A los tibios no se les quiere; hasta en la Biblia se habla de eso: estás o no estás. Y es que actualmente la política en el mundo y en nuestro país se hizo de “queda bien”. Cada vez vemos menos posturas políticas, porque el político actual, con tal de votos, es capaz de cambiar hasta de rostro y de nombre, hablando metafóricamente. Pero, ¿realmente eso es bueno? A mi punto de vista, no.
Un día vemos a un político conservador metido en temas religiosos y espirituales, y al otro día lo vemos con una postura progresista. El político está dispuesto a perder sus valores con tal de poder, y eso corrompe. No es pluralidad, es conveniencia. Dependiendo del grupo al que le hablan, quedan bien.
La política exige definición. Gobernar implica tomar decisiones, y toda decisión, por naturaleza, incomoda a alguien, y ese es el costo que no quieren pagar los tibios.
El problema de la tibieza no es solo ético, también es práctico. Un político que no se define difícilmente puede construir rumbo.
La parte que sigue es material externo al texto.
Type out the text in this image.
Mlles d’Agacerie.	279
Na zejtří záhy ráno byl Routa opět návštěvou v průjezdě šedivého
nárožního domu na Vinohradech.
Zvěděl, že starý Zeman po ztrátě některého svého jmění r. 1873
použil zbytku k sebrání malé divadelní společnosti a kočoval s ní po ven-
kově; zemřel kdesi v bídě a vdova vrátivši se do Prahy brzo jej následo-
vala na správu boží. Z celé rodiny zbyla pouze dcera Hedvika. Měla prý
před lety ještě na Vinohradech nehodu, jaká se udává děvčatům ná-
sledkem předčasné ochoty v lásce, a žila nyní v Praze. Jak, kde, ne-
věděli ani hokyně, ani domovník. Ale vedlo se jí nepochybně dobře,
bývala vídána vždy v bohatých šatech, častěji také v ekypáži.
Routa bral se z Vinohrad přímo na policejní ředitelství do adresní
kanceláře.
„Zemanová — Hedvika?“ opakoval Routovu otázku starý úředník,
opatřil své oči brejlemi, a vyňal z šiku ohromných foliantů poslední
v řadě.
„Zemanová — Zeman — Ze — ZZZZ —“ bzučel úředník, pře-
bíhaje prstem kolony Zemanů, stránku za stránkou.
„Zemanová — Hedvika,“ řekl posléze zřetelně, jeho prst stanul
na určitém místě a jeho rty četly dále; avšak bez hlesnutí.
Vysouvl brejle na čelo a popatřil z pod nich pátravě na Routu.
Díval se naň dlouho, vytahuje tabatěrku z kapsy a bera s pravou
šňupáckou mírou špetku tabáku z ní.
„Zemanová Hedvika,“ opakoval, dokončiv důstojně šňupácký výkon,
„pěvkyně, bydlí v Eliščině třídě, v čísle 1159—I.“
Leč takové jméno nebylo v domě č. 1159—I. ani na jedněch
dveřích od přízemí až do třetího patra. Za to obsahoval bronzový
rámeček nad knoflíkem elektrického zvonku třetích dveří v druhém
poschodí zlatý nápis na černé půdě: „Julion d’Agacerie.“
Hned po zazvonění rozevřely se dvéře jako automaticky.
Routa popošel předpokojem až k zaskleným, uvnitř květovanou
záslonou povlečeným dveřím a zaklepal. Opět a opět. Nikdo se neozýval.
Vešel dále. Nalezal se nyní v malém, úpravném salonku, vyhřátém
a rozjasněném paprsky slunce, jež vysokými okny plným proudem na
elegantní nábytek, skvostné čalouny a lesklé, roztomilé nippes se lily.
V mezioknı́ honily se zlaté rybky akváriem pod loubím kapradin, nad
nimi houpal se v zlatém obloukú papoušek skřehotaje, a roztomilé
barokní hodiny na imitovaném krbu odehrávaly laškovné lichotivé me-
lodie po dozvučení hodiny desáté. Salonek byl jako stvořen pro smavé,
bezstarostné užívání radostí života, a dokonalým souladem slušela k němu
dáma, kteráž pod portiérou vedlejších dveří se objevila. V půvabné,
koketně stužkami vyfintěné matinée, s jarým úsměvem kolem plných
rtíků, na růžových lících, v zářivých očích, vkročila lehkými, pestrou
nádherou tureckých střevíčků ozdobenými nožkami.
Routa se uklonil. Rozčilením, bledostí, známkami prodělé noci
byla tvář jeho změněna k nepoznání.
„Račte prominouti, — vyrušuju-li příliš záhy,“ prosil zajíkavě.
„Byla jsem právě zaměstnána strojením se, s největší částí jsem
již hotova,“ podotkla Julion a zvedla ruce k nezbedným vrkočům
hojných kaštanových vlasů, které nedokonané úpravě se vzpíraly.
Sin postura no hay dirección, y sin dirección no hay resultados.
Es por eso que vemos en nuestro país a partidos de izquierda y derecha juntos, a partidos de derecha apoyando ideas de izquierda y viceversa. Un claro ejemplo es Encuentro Social en un periodo aliado a Morena. Ningún sistema y ningún partido es 100% puro, y eso genera tibieza. Y tampoco se pide o se busca que se sea del todo puro en sus ideas, pero sí, al menos, que respeten sus posturas y lo que representan.
Querer representar a todos sin definirse es no representar a nadie.